Casey feeds into Bedichek Middle School rather than Bailey, which means the middle school experience will differ. But both paths converge at Akins High School. I have walked buyers through this feeder pattern more times than I can remember, and the reaction is almost always the same: “wait, they both end up at Akins?” Yes. They do.
The Neighborhoods
Baranoff draws from slightly more western, established neighborhoods south of William Cannon. Casey’s zone overlaps with the Manchaca Road corridor where you find more variety in housing types and price points.
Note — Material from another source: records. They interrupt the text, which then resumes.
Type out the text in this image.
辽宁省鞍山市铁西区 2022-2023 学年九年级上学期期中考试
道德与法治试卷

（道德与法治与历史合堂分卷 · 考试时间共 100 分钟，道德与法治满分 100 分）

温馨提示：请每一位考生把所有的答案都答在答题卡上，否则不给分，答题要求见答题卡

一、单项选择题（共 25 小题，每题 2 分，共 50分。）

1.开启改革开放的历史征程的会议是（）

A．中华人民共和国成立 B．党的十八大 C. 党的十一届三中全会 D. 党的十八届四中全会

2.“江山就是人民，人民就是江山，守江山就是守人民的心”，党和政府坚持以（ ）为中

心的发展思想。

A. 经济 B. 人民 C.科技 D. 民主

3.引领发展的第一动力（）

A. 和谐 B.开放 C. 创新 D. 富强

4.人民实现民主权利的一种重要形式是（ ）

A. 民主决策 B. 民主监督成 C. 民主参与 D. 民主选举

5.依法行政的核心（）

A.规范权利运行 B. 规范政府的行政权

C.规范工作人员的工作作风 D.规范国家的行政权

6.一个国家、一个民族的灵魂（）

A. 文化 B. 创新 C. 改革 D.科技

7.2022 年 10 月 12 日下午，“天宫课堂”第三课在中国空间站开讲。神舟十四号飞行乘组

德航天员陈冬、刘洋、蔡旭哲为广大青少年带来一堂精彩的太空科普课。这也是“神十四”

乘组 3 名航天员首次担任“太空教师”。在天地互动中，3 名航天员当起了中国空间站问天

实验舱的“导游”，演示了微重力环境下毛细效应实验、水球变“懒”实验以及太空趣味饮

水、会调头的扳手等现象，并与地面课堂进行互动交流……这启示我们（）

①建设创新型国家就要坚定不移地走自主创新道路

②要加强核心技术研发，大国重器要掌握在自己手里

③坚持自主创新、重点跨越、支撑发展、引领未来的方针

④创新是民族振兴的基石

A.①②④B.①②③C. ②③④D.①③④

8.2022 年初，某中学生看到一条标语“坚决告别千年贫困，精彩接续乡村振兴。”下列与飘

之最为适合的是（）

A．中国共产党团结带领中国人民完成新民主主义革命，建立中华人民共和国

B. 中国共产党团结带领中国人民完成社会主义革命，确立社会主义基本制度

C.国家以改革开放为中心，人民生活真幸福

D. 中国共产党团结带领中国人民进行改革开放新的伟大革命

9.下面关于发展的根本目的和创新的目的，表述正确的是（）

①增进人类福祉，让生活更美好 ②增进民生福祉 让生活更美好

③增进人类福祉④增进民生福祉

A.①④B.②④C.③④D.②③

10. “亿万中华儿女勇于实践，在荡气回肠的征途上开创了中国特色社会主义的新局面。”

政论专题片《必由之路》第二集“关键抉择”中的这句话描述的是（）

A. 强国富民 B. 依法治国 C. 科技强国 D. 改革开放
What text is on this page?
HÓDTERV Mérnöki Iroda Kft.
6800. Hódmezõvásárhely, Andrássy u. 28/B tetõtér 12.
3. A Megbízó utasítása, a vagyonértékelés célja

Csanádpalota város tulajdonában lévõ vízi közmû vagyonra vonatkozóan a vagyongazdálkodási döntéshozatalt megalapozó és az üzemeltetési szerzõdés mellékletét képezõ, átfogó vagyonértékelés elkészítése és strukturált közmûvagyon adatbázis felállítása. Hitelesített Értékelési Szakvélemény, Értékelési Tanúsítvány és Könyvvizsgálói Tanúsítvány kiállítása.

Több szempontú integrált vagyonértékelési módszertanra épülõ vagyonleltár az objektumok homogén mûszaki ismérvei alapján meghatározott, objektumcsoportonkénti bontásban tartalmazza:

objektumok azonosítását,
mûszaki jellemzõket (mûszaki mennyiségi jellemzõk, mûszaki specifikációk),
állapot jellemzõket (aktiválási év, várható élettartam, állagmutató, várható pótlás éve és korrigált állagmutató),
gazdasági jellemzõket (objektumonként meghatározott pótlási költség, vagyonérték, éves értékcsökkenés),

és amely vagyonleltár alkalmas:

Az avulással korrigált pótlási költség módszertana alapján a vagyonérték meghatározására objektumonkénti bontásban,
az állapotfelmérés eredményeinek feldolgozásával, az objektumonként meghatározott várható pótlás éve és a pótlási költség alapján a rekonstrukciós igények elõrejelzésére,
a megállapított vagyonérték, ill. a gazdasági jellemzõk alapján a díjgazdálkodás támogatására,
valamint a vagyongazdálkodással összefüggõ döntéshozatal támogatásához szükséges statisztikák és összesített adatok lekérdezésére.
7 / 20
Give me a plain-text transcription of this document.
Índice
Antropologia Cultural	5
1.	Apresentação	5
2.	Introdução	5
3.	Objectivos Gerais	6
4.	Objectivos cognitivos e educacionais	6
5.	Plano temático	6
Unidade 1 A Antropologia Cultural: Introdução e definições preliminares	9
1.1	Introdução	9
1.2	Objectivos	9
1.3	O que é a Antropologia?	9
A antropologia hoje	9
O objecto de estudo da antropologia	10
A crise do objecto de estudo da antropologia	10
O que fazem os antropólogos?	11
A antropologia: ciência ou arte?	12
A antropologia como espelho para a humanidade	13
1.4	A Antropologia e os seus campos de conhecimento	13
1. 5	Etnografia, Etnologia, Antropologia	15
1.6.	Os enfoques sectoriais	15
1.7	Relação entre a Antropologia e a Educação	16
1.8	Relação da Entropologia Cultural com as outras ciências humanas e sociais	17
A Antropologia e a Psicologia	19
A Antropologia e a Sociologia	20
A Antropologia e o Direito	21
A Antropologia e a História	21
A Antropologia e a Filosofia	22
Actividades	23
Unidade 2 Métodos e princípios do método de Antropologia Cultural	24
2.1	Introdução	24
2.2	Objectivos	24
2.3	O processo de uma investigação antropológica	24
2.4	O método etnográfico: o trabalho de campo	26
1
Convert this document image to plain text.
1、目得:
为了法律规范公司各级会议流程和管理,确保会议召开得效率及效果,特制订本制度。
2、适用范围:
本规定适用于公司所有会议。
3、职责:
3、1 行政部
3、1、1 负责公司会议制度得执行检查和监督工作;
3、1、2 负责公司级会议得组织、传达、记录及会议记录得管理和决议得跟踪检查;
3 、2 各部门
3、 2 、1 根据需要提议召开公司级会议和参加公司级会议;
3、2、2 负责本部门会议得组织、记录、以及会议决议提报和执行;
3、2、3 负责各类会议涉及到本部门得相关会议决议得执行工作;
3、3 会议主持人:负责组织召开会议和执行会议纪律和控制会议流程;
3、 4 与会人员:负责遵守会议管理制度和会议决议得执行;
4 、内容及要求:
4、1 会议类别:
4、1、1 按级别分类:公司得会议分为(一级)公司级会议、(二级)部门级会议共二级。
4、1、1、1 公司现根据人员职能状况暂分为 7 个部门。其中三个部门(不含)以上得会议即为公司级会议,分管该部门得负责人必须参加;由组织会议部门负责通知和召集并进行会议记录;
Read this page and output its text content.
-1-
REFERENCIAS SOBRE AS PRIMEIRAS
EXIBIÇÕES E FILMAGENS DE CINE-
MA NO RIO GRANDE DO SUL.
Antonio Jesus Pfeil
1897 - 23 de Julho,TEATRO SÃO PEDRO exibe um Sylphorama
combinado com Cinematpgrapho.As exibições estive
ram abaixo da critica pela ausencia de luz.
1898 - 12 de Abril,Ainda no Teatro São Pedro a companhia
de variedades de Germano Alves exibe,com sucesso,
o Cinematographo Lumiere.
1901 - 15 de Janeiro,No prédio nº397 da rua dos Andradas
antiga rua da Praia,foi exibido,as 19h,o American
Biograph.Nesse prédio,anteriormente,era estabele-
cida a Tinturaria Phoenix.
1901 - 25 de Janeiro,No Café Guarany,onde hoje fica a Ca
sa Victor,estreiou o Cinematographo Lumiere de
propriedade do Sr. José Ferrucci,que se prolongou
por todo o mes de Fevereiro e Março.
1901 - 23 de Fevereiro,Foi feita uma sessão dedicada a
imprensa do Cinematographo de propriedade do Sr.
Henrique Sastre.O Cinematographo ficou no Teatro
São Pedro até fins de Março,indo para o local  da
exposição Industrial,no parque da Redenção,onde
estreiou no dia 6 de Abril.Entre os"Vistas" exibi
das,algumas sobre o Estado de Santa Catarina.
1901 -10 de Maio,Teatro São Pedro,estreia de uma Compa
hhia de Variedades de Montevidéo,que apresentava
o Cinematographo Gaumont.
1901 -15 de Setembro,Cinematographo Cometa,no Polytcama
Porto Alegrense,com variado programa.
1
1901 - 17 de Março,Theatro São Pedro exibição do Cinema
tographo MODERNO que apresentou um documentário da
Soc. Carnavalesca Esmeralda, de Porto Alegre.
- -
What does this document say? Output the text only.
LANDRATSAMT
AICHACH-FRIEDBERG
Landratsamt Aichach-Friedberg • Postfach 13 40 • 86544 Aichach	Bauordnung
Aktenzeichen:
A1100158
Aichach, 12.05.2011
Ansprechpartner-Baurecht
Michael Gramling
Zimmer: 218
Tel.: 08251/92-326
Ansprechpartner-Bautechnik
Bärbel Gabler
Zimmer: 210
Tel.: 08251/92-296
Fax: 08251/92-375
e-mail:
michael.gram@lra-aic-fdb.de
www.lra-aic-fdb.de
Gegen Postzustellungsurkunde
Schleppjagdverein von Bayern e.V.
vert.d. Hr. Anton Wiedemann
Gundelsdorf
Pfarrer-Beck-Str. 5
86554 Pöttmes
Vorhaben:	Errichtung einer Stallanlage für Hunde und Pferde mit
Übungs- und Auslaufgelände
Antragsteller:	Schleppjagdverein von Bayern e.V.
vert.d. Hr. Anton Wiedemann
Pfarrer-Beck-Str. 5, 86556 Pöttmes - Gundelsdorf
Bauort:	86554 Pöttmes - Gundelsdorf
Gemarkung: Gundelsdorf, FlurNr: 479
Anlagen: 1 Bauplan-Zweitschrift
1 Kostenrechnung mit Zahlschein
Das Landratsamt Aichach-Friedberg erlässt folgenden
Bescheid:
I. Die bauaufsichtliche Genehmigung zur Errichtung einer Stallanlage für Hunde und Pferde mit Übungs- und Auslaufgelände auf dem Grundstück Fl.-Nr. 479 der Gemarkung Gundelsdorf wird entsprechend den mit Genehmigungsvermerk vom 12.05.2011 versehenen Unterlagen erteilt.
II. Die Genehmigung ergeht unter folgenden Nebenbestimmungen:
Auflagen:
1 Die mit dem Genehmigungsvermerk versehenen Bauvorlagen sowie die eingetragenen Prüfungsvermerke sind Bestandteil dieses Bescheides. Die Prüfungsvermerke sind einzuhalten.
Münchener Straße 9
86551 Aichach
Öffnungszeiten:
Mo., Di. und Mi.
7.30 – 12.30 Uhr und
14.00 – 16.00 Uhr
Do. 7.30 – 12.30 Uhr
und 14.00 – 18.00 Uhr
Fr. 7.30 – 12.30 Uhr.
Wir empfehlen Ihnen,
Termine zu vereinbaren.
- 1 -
Both zones offer good access to Hwy 290 and MoPac, and both are within a reasonable commute to downtown.
Browse all homes zoned to Baranoff Elementary or homes zoned to Casey Elementary.
Which School Fits You?
You might lean toward Baranoff if:
- You want the slightly higher TEA score and a historically strong campus
- Established neighborhoods with mature trees are your preference
- A larger campus (808 students) suits your student
You might lean toward Casey if:
- Saving nearly $100,000 on the median home price matters to you
- A smaller, mid-sized campus with 544 students appeals to you
- The Bedichek Middle School path works for your plans
Between you and me, Casey is the pick that smart south Austin buyers keep discovering. Three TEA points for $100,000 less. That math does not lie.